Functional gastrointestinal (GI) symptoms have been frequently reported in children with autism spectrum disorders (ASD). The term ‘functional’ refers to the absence of structural abnormalities in the gut that can be identified by blood, radiographic or endoscopic tests. Functional GI symptoms are also common in the general population and account for a major portion of visits to gastroenterology and primary care practices. Abnormalities in the neural regulation of gut function and sensation have been implicated in the development of these complaints.
A review of previous studies suggests that GI symptoms are more common in children with ASD than in neurotypical children. However a major barrier to integrating the ASD studies on GI symptoms with those conducted in the general population has been that the instruments used to assess functional GI symptoms in ASD differed from the Rome III process, which is the current international standard by which functional GI disorders are diagnosed.
Alterations in the composition of resident gut microbial communities have been reported for an increasing number of human disorders, including ASD and functional GI disorders. In order to assess the associations between ASD phenotype, functional GI disorders and fecal microbiota, Ellen Li and her colleagues at Stony Brook University recruited individuals with ASD and neurotypical siblings (7-14 years of age) from the Simons Simplex Community through the Interactive Autism Network (SSC@IAN) to participate in a study collecting fecal samples and metadata related to functional GI disorders and diet.
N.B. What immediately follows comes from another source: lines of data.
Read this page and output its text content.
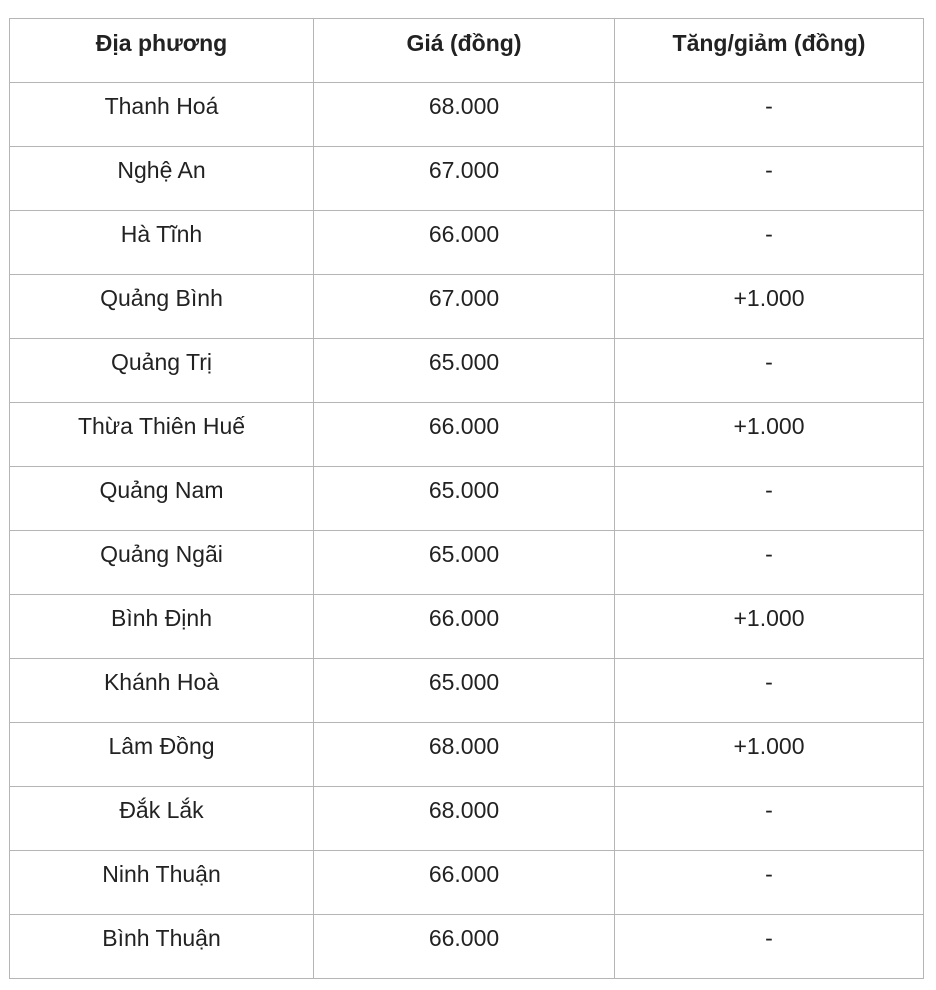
Địa phương	Giá (đồng)	Tăng/giảm (đồng)
Thanh Hoá	68.000	-
Nghệ An	67.000	-
Hà Tĩnh	66.000	-
Quảng Bình	67.000	+1.000
Quảng Trị	65.000	-
Thừa Thiên Huế	66.000	+1.000
Quảng Nam	65.000	-
Quảng Ngãi	65.000	-
Bình Định	66.000	+1.000
Khánh Hoà	65.000	-
Lâm Đồng	68.000	+1.000
Đắk Lắk	68.000	-
Ninh Thuận	66.000	-
Bình Thuận	66.000	-
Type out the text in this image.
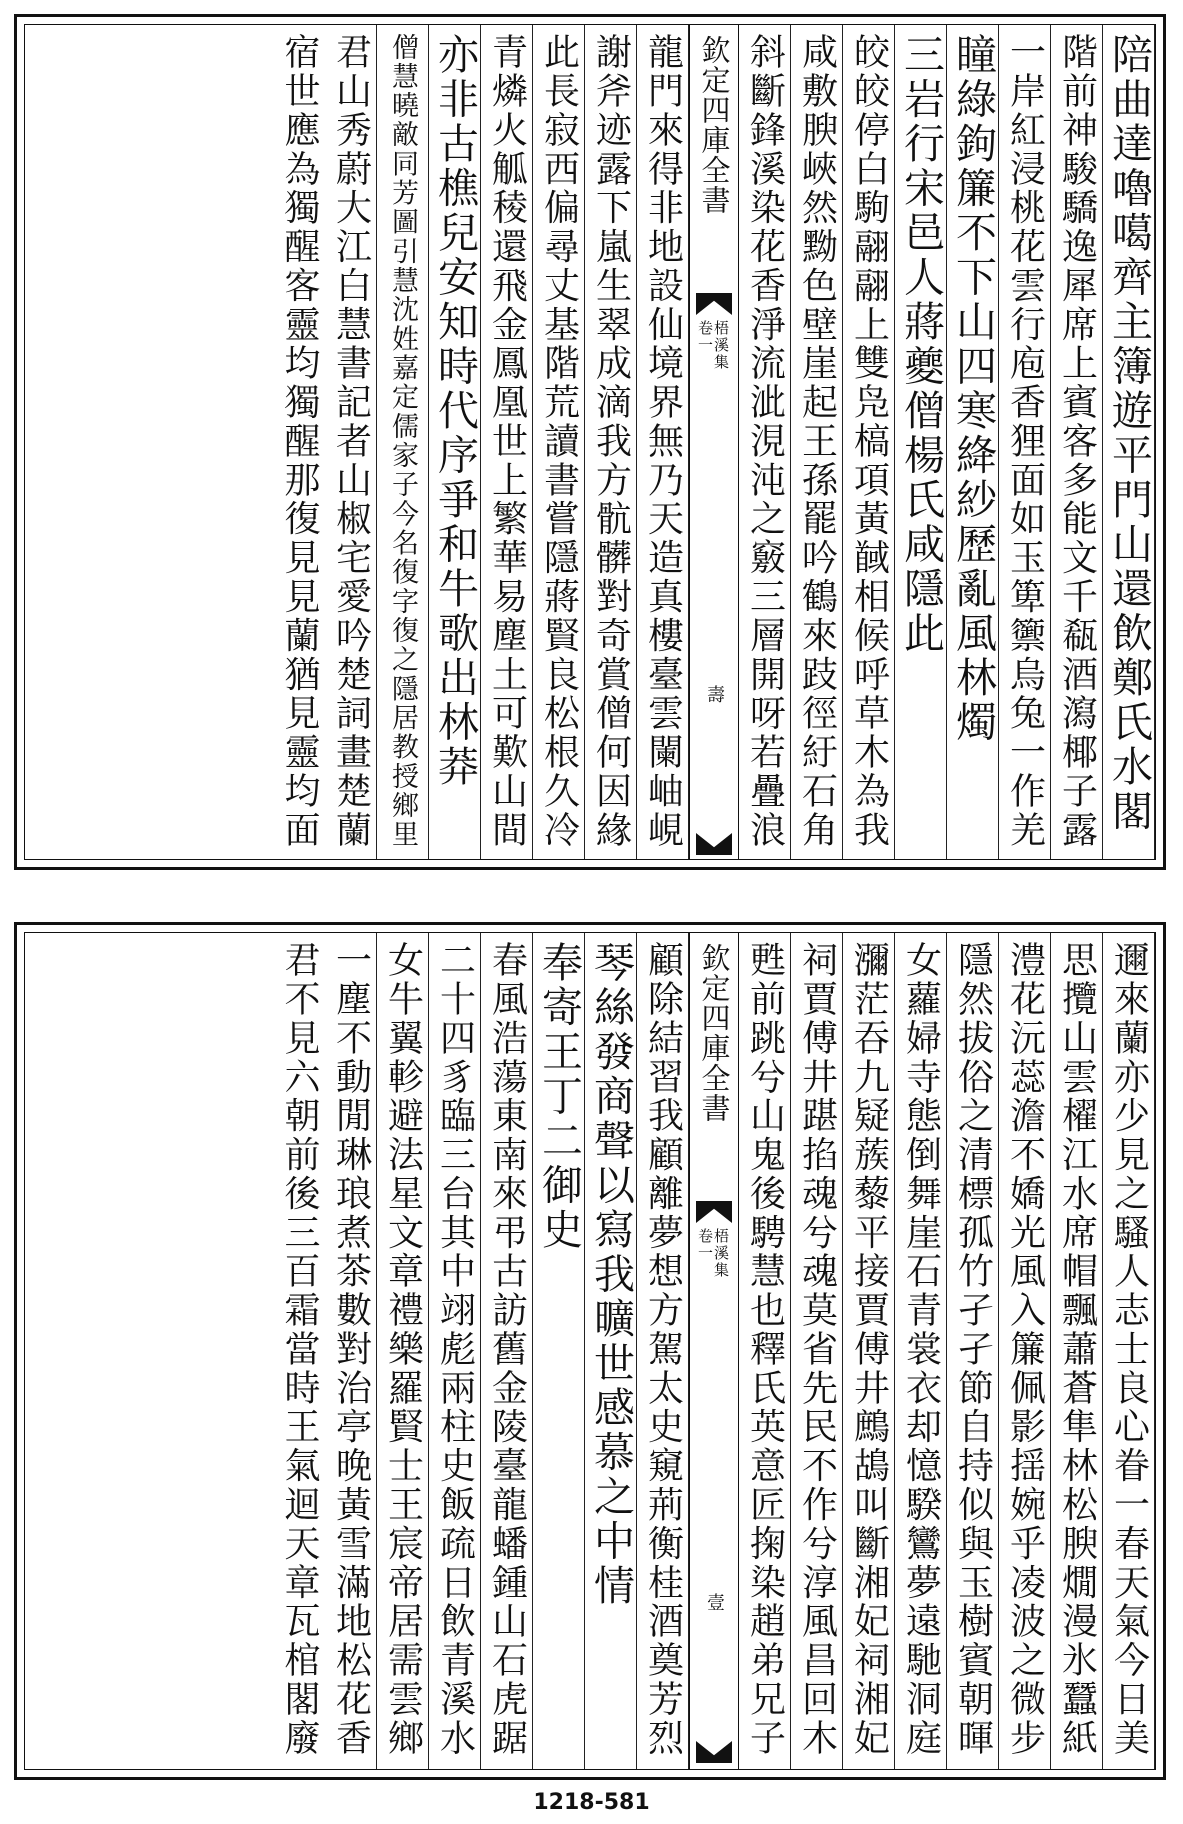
陪曲達嚕噶齊主簿遊平門山還飲鄭氏水閣
階前神駿驕逸犀席上賓客多能文千瓻酒瀉椰子露
一岸紅浸桃花雲行庖香狸面如玉箄籞烏兔一作羌
瞳綠鉤簾不下山四寒絳紗歷亂風林燭
三岩行宋邑人蔣夔僧楊氏咸隱此
皎皎停白駒翮翮上雙凫槁項黃馘相候呼草木為我
咸敷腴峽然黝色壁崖起王孫罷吟鶴來跂徑紆石角
斜斷鋒溪染花香淨流泚涀沌之竅三層開呀若疊浪
欽定四庫全書
梧溪集
卷一
壽
龍門來得非地設仙境界無乃天造真樓臺雲闌岫峴
謝斧迹露下嵐生翠成滴我方骯髒對奇賞僧何因緣
此長寂西偏尋丈基階荒讀書嘗隱蔣賢良松根久冷
青燐火觚稜還飛金鳳凰世上繁華易塵土可歎山間
亦非古樵兒安知時代序爭和牛歌出林莽
僧慧曉敵同芳圖引慧沈姓嘉定儒家子今名復字復之隱居教授鄉里
君山秀蔚大江白慧書記者山椒宅愛吟楚詞畫楚蘭
宿世應為獨醒客靈均獨醒那復見見蘭猶見靈均面
邇來蘭亦少見之騷人志士良心眷一春天氣今日美
思攬山雲櫂江水席帽飄蕭蒼隼林松腴燗漫氷蠶紙
澧花沅蕊澹不嬌光風入簾佩影揺婉乎凌波之微步
隱然拔俗之清標孤竹孑孑節自持似與玉樹賓朝暉
女蘿婦寺態倒舞崖石青裳衣却憶騤鸞夢遠馳洞庭
瀰茫吞九疑蔟藜平接賈傅井鷓鴣叫斷湘妃祠湘妃
祠賈傅井踸掐魂兮魂莫省先民不作兮淳風昌回木
甦前跳兮山鬼後騁慧也釋氏英意匠掬染趙弟兄子
欽定四庫全書
梧溪集
卷一
壹
顧除結習我顧離夢想方駕太史窺荊衡桂酒奠芳烈
琴絲發商聲以寫我曠世感慕之中情
奉寄王丁二御史
春風浩蕩東南來弔古訪舊金陵臺龍蟠鍾山石虎踞
二十四豸臨三台其中翊彪兩柱史飯疏日飲青溪水
女牛翼軫避法星文章禮樂羅賢士王宸帝居需雲鄉
一塵不動閒琳琅煮茶數對治亭晚黃雪滿地松花香
君不見六朝前後三百霜當時王氣迴天章瓦棺閣廢
1218-581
Li’s group found that 25 of 59 ASD children and 13 of 44 neurotypical siblings met Rome III criteria for at least one functional GI disorder. Functional constipation was more prevalent in ASD children (17 of 59) compared with neurotypical siblings (6 of 44, p = 0.035). Problem emotions and behaviors, when assessed by the parents using the Child Behavior Checklist, were increased in neurotypical siblings with functional GI disorders to the same extent as in ASD children (with or without functional GI disorders), compared with neurotypical siblings without functional GI disorders.
In addition, Li and her colleagues detected an increased amount of one bacterial subgroup in ASD children with functional GI disorders. However, detailed inspection of the dietary diaries raised the possibility that this increase was linked to consumption of chia seeds in ASD children with functional GI disorders.